Una pareja en un restaurant miraba para mi lado. Todo el tiempo. Tenían unos 45 años más o menos. Imaginé la situación: se casaron jóvenes, los pibes crecieron, ahora se aburren de cogerse siempre la misma carne. Me sorprendo a veces a mí misma (todavía ahora) encontrando que el mundo no es ese estilo de vida pacato que me enseñaron en la escuela y en mi casa. Después de escuchar historias, salir mucho y probar, encuentro que sólo hay que ver sutilezas. Entonces imagino que la señora esa debía ser la parte masoca de la pareja, mirá cómo le dice que mejor tome merlot que syrah. Y el tipo seguro que ya estuvo con un hombre, en un trío, claro, ahí se es más macho, lo hago por vos mi amor, debía decirle a la señora, mintiéndose a sí mismo.

Yo venia de un amor absolutamente posible. Y la posibilidad dolía en todo el cuerpo. Todo todo. El resto del año no me dejo llevar por abstracciones, disfruto demasiado de la realidad como para despreciarla mirando todo el tiempo las sombras que llegan a la caverna.  Prefería amores imposibles efímeros que aferrarme a un único amor por Angelina o Avril, empapelando mi cuarto con sus fotos. Empapelaba, sí, mi mente de fantasías, pero eran papeles del momento, biodegradables a corto plazo. No quería sufrir más. Sólo por un tiempito. Por eso el acercamiento a los turistas no trascendía, cuando en el tiempo no carnavalesco lo hubiera hecho, repitiendo esa frase conocida, más vale pedir disculpas que permiso. Seguro que después, cuando pase el tiempo de convertirse en otra, iba a volver a querer la realidad aunque a veces sea una yeguahijadeputa que nada tiene que ver con mis planes. Siempre se vuelve a los principios. Y mi principio es que duela si tiene que doler, pero que me haga sentir viva.

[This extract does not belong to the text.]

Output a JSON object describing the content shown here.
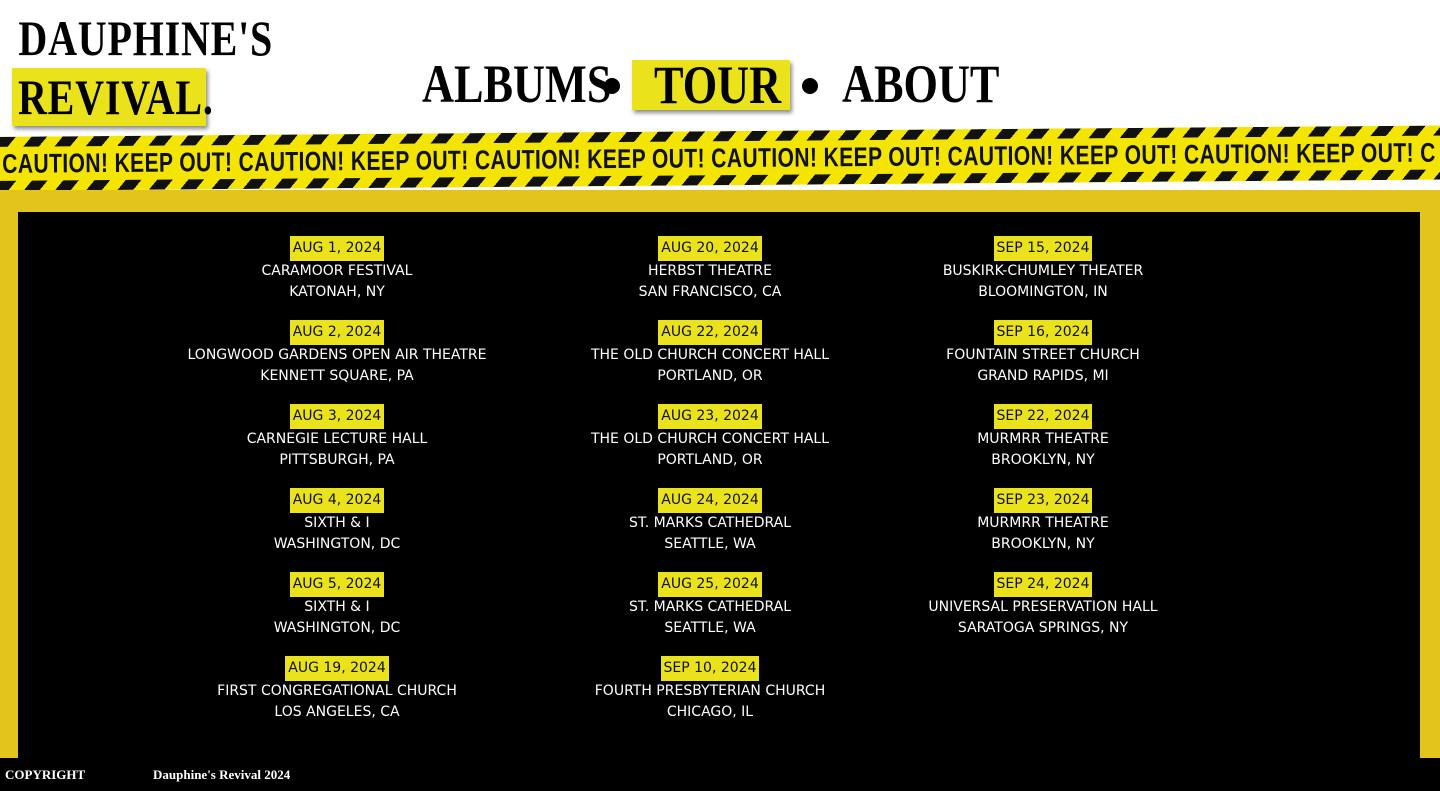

martes, 1 de febrero de 2011

Pogo.

Quería pogo. No pogo: caerme en el pogo. Que me pisen y alguien me de una mano y me levante con mucha fuerza para mi peso y que sea un pequeño vuelo por el aire. Volver a la adolescencia, a la autodestrucción. Un rato. Quería, sobretodo, la caída. Esa que no se siente, no aquella otra que se evita, no aquella llena de movimientos inútiles buscando agarrar algo. La caída por el golpe de los cuerpos que, quieran o no, están siempre diciendo algo. La caída no por resbalar, sino por meterme en el pogo sabiendo que, a veces, me caigo. Por chiquita, por boluda, por falta de equilibrio, por estar del orto. La corridita de un lado a otro. Los saltos y el pelo en la cara. Toda la energía saliendo, en grandes cantidades, y toda la energía que todavía quedaba. Las patadas y puños ajenos de los que se van a la mierda. Pero que están ahí y ya sabía que iban a estar y las quería. Los empujes de los de atrás, los que no se meten en el pogo y no quieren caerse. El momento del estribillo en que todo llega a su punto máximo. La alegría de la banda, viendo como los pibitos los siguen a todos lados y les regalan el pogo, todos atravesados por lo mismo. Quería eso, una caída sedada, que no entienda de la consecuencia del golpe. Quería moretones, chichones, dolores. Que no me importe. Que sucedan hoy pero que mañana lo sienta. Eso quería. Terapia barata y rápida, con efectos secundarios. El momento de la caída, como si estuviera en el espacio, flotando, sin gravedad. Imposible, sí, pero qué importa, lo quería como se quieren a esas cosas que hacen mal y en ese momento era Rachel; además, el pogo.